Divide by zero error in TIR pass lower_warp_memory

Hi all, I find an interesting bug when I try to build TVM module in CUDA env. The code example is listed below:

import tvm
from tvm import te, tir

ib = tir.ir_builder.IRBuilder()
bx = te.thread_axis("blockIdx.x")
tx = te.thread_axis("threadIdx.x")

with ib.new_scope():
    ib.scope_attr(bx, "thread_extent", 32)
    ib.scope_attr(tx, "thread_extent", 32)
    t = ib.allocate("float32", 16, name="t", scope="warp")
    n = ib.allocate("float32", 16, name="n", scope="local")
    n[0] = t[0]

stmt = ib.get()
f = tvm.tir.PrimFunc([], stmt)
f = f.with_attr('from_legacy_te_schedule', True)
m = tvm.lower(f)
tvm.build(m, target=tvm.target.Target('cuda'))

After running this code example, I got an unexpected floating point exception. To further analyze the root cause, I use gdb to trace its execution, and find out that warp_coeff_ can be 0 here.
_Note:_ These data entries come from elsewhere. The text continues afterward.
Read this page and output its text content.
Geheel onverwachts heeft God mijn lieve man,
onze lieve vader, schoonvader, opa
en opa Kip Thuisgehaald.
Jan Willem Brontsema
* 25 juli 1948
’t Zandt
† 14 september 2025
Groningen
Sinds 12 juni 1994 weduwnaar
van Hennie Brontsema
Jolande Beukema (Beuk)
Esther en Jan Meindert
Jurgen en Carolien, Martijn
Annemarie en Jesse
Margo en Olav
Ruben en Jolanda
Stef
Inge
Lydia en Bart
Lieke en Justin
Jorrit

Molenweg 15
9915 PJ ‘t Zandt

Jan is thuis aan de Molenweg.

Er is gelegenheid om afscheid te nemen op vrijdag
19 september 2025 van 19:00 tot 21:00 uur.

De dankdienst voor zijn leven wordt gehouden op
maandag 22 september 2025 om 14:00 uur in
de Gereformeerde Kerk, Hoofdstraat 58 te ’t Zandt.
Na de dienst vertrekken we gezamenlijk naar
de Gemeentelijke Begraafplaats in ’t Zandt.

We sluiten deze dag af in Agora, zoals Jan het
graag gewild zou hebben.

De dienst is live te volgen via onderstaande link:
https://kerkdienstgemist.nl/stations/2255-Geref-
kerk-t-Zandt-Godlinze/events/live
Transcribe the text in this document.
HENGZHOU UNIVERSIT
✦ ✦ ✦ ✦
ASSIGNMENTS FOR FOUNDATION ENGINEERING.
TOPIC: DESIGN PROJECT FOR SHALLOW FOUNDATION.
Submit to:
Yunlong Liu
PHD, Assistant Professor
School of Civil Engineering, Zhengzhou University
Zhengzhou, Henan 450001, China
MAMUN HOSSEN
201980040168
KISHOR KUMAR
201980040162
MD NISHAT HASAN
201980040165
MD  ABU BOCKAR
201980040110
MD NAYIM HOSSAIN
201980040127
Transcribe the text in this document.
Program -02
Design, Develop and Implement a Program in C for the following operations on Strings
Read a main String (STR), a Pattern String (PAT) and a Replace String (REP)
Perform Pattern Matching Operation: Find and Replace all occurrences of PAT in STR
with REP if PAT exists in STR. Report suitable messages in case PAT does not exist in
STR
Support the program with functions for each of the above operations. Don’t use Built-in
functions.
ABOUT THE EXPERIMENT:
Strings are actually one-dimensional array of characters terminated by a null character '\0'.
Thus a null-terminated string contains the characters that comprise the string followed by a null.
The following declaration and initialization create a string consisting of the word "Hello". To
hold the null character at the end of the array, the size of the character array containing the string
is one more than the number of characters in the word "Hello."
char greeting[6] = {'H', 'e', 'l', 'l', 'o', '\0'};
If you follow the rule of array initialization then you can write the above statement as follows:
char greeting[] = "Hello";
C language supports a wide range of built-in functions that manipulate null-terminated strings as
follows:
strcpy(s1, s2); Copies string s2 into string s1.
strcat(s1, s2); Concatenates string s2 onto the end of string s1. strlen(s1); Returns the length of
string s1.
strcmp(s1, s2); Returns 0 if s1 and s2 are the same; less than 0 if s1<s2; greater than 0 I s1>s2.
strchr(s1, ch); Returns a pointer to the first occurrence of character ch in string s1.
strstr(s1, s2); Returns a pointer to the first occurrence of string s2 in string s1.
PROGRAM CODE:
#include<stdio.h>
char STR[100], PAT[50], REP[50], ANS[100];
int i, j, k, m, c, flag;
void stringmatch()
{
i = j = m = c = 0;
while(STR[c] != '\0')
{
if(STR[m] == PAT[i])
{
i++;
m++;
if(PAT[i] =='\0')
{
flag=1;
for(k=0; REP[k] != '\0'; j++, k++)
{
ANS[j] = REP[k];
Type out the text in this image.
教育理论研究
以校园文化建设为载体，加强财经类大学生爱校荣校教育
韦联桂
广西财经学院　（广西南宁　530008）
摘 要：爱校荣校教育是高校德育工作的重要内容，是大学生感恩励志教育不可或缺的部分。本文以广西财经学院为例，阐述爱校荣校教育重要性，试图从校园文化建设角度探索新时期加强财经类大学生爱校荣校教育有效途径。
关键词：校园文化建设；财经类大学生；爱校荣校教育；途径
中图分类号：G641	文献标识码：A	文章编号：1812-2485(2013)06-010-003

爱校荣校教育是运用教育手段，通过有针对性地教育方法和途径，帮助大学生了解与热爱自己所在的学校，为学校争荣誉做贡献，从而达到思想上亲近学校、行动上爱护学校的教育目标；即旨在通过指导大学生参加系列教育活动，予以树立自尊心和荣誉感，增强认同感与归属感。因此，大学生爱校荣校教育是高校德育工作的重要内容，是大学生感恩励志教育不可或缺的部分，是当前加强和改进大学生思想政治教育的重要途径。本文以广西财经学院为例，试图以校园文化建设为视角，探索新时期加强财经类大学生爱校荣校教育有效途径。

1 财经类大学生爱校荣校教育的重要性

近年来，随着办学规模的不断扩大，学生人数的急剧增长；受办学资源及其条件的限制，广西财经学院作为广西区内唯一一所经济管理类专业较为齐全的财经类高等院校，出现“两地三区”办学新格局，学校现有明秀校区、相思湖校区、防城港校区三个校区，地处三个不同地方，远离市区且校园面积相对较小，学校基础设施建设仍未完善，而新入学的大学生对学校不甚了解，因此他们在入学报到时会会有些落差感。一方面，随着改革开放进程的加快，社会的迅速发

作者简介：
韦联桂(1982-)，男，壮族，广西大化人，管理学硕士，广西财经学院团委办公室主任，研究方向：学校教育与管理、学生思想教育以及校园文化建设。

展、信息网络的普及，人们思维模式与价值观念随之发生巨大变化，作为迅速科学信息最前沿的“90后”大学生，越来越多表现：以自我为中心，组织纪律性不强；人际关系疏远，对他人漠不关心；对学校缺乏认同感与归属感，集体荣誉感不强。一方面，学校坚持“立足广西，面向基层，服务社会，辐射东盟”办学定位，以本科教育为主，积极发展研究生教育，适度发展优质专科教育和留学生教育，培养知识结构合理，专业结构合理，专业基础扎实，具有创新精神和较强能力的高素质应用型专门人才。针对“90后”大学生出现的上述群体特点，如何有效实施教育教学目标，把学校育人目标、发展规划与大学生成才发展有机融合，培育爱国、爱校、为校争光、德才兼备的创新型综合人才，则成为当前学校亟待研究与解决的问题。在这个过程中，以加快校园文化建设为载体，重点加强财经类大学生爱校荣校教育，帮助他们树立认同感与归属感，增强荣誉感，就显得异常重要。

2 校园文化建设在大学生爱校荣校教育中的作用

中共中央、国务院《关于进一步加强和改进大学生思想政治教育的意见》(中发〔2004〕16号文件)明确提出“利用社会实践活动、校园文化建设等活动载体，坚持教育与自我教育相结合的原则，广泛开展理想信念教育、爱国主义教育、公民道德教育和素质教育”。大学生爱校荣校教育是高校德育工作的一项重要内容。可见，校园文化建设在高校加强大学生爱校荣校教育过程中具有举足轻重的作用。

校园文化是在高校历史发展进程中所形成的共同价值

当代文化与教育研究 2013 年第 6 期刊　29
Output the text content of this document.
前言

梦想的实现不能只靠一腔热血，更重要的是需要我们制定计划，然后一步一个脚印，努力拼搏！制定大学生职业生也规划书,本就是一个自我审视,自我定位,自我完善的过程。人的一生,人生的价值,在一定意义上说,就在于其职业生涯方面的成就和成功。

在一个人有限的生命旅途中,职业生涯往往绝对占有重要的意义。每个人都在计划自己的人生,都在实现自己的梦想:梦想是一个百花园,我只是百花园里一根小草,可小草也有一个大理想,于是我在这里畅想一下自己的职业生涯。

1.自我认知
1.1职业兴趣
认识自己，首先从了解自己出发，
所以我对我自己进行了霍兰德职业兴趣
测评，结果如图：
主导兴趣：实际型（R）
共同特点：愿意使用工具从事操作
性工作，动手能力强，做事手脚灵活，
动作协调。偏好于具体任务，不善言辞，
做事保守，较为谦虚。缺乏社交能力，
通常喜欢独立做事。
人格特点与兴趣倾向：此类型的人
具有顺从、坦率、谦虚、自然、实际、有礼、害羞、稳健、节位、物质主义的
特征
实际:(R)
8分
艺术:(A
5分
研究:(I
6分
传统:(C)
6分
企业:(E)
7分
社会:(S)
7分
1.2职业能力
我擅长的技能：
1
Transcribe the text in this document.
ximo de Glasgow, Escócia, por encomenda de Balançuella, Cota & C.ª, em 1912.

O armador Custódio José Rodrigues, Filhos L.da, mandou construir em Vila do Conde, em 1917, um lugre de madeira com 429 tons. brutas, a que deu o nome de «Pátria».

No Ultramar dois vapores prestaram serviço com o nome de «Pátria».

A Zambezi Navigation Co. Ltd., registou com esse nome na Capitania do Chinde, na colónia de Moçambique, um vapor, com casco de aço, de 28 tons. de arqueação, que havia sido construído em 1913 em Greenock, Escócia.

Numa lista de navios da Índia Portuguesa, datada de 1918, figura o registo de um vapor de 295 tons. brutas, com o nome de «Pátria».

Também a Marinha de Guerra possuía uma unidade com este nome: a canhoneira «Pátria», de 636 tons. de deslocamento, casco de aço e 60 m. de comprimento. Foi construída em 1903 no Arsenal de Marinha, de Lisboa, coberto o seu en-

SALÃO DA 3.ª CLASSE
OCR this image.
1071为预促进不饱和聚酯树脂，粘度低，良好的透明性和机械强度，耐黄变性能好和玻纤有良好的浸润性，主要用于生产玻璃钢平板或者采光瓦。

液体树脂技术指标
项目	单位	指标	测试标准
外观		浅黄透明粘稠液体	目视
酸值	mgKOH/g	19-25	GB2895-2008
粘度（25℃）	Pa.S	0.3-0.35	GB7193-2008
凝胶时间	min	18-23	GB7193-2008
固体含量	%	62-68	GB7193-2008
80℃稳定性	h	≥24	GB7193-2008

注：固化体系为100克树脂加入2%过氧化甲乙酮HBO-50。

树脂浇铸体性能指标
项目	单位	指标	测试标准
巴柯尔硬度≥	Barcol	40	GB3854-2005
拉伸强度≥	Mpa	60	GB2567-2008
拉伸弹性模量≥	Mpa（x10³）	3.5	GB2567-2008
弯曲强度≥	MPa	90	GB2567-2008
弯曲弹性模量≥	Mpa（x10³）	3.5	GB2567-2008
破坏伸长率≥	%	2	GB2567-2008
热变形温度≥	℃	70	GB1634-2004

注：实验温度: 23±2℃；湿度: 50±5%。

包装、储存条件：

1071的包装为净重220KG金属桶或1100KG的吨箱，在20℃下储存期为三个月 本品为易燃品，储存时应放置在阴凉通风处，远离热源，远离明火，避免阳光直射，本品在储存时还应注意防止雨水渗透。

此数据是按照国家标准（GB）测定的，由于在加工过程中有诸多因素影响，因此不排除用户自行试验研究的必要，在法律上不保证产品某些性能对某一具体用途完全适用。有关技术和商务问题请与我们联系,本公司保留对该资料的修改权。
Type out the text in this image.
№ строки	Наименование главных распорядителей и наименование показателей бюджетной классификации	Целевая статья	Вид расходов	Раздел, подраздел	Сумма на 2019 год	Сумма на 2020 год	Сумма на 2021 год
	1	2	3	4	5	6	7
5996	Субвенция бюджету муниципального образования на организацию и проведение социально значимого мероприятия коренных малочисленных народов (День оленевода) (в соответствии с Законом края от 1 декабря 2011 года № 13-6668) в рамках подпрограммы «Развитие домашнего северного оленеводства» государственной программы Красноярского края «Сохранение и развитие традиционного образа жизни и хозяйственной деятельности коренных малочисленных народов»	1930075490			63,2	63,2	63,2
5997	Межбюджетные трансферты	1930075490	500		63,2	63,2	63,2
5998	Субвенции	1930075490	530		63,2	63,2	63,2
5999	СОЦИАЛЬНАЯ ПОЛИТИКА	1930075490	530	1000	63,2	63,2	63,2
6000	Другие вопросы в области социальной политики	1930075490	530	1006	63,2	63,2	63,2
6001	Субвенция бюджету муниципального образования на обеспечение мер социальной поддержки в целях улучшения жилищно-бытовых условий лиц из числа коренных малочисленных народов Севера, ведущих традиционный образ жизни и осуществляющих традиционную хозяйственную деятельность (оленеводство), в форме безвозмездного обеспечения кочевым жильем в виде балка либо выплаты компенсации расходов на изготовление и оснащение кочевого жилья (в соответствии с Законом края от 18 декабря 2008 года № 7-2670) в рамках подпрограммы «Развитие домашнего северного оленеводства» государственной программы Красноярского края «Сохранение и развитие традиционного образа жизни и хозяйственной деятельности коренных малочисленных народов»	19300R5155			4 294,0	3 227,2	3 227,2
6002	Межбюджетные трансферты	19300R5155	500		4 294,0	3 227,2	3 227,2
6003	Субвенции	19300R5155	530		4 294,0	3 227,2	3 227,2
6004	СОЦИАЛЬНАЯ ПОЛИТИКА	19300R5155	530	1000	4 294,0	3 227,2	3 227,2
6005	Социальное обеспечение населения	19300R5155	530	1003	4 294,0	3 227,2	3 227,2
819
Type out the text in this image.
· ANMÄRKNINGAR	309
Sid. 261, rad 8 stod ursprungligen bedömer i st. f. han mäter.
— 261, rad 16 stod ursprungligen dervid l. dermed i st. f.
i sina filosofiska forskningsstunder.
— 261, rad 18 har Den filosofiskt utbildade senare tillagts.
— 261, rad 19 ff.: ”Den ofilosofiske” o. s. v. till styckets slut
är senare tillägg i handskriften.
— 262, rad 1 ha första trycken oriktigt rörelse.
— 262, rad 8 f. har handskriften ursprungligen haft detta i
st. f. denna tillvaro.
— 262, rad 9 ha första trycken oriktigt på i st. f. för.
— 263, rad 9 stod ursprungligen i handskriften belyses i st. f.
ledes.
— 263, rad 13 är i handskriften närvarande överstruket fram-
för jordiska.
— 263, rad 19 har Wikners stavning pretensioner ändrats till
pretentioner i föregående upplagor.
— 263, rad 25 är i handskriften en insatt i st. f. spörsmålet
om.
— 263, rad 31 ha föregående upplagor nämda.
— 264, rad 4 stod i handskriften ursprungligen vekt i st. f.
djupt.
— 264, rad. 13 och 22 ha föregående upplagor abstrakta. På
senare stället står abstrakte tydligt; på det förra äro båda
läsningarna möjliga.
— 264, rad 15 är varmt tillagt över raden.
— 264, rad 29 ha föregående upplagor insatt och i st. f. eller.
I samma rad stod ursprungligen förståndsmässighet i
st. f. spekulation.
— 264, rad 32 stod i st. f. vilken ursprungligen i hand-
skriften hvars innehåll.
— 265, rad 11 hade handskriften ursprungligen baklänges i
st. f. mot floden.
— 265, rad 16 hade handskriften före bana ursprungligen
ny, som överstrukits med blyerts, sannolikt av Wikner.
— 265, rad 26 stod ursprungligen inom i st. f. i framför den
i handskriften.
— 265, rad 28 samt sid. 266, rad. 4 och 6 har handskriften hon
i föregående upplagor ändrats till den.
To fix this unexpected error, we can simply add a check here. I’m just curious about the reason why warp_coeff_ is equal to 0. It seems to be related to the value of scope. :joy:

In addition to this, I find another bug will occur if I annotate the line f.with_attr('from_legacy_te_schedule', True).

After reading the source code in src/tir/transforms/unify_thread_binding.cc, I find out the reason. As we know, we can pass a NULL object as the dom when we create a new IterVar, while the TIR pass unify_thread_binding supposes that the dom exists and is valid. Therefore, this bug occurs. I’m also curious about the reason why from_legacy_te_schedule has this peculiar effect.

I believe unify thread binding should skip legacy the schedule.

1 Like

Thanks for your reply! I understand the reason why from_legacy_te_schedule brings something different. As the comment says, unify thread binding is only applied to TIR that is not from TE schedules. Therefore, such a crash is triggered.